Dentre tantos momentos como aquele, brilho em “Só louco”, que fez sucesso como tema de novela. Poucos antes de Caymmi morrer, fez dois belíssimos discos com a obra dele:
“O mar e o tempo” (2002) e “Quem inventou o amor” (2007). Acreditava que o pai seria esquecido e dizia que tinha como missão cantá-lo.
Foi das melhoras tradutoras de outras obras.
Da de Milton Nascimento, em “Ponta de areia”, “Cais”, “Clube da esquina nº 2”, “Fruta boa” etc – sem esquecer “Sentinela”, em que ela emocionava à capela. De Tom Jobim e Vinicius de Moraes, juntos ou separados, “Derradeira primavera”, “Medo de amar”, “Canção em modo menor”, “Por a toda minha vida” etc.
Ainda foi muito importante na difusão de trabalhos de contemporâneos como João Bosco, Ivan Lins e Sueli Costa.
Se fôssemos eleger um terreno que Nana dominava como ninguém, este era o dos sambas-canção – tristes, cortantes.
Antes de todos, os do pai, como “Nem eu”, “Não tem solução” e “Você não sabe amar”. Mas, também, os lançados por outros no ado, como “Canção da manhã feliz” (Haroldo Barbosa e Luiz Reis), “Amargura” (Radamés Gnattali e Alberto Ribeiro) – num arranjo de seu irmão Dori Caymmi que fez Radamés chorar – e “Neste mesmo lugar” (Armando Cavalcanti e Klécius Caldas).
Dois discos são fundamentais para registrar sua excelência nessa área:
“Voz e suor” (1983), acompanhada apenas pelo piano de Cesar Camargo Mariano (forte candidato ao melhor item da discografia da cantora), e “A noite do meu bem – As canções de Dolores Duran” (1994), no qual, entre interpretações que beiram as definitivas, está o seu duo com Tom Jobim, absurdo de tão delicado, em “Por causa de você”.
Essa característica, de uma cantora que fazia sofrer e não fazia concessões a interesses comerciais, a deixava com menores chances de emplacar grandes sucessos.
Mas conquistou alguns graças a produções de TV, e aí se destaca “Resposta ao tempo” (1998), de Cristovão Bastos – o pianista que costumava acompanhá-la em shows – e Aldir Blanc.
O bolero nem seria o tema de abertura da série “Hilda Furacão”, mas virou em cima da hora e se tornou um standard da trajetória dela e da música brasileira.
Fez o disco “Bolero” em 1993, aproveitado seu domínio do espanhol, ela que morou na Venezuela nos anos 1960 com o pai de seus três filhos.
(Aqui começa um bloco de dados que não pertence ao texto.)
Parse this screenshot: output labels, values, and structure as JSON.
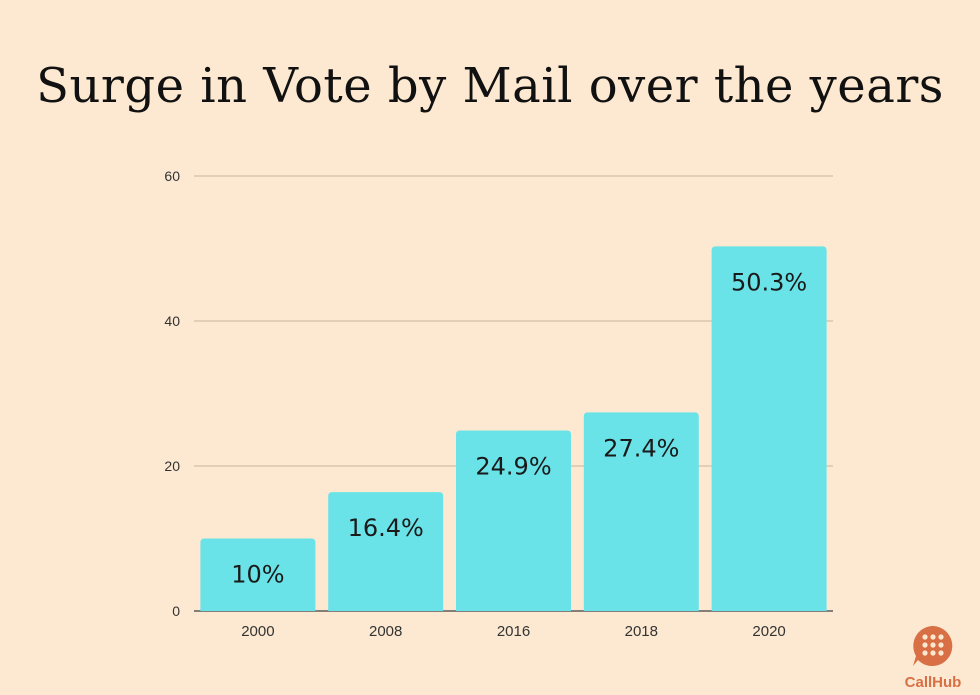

Mas sua praia era mesmo a língua portuguesa, na qual exibiu maestria até os últimos trabalhos, como em “Nana Caymmi canta Tito Madi” (2019), mais uma coleção de sambas-canção.
Não está claro se ela deixará herdeiras. Mônica Salmaso tem semelhanças, mas, como toda grande cantora, identidade própria.
Nana foi única, inclusive no seu jeito desbocado, até grosseiro, de opinar sobre assuntos e pessoas. Sobretudo, porém, na forma de cantar o amor, o desamor, o melhor que os compositores brasileiros puderam criar. E o que fica é a música.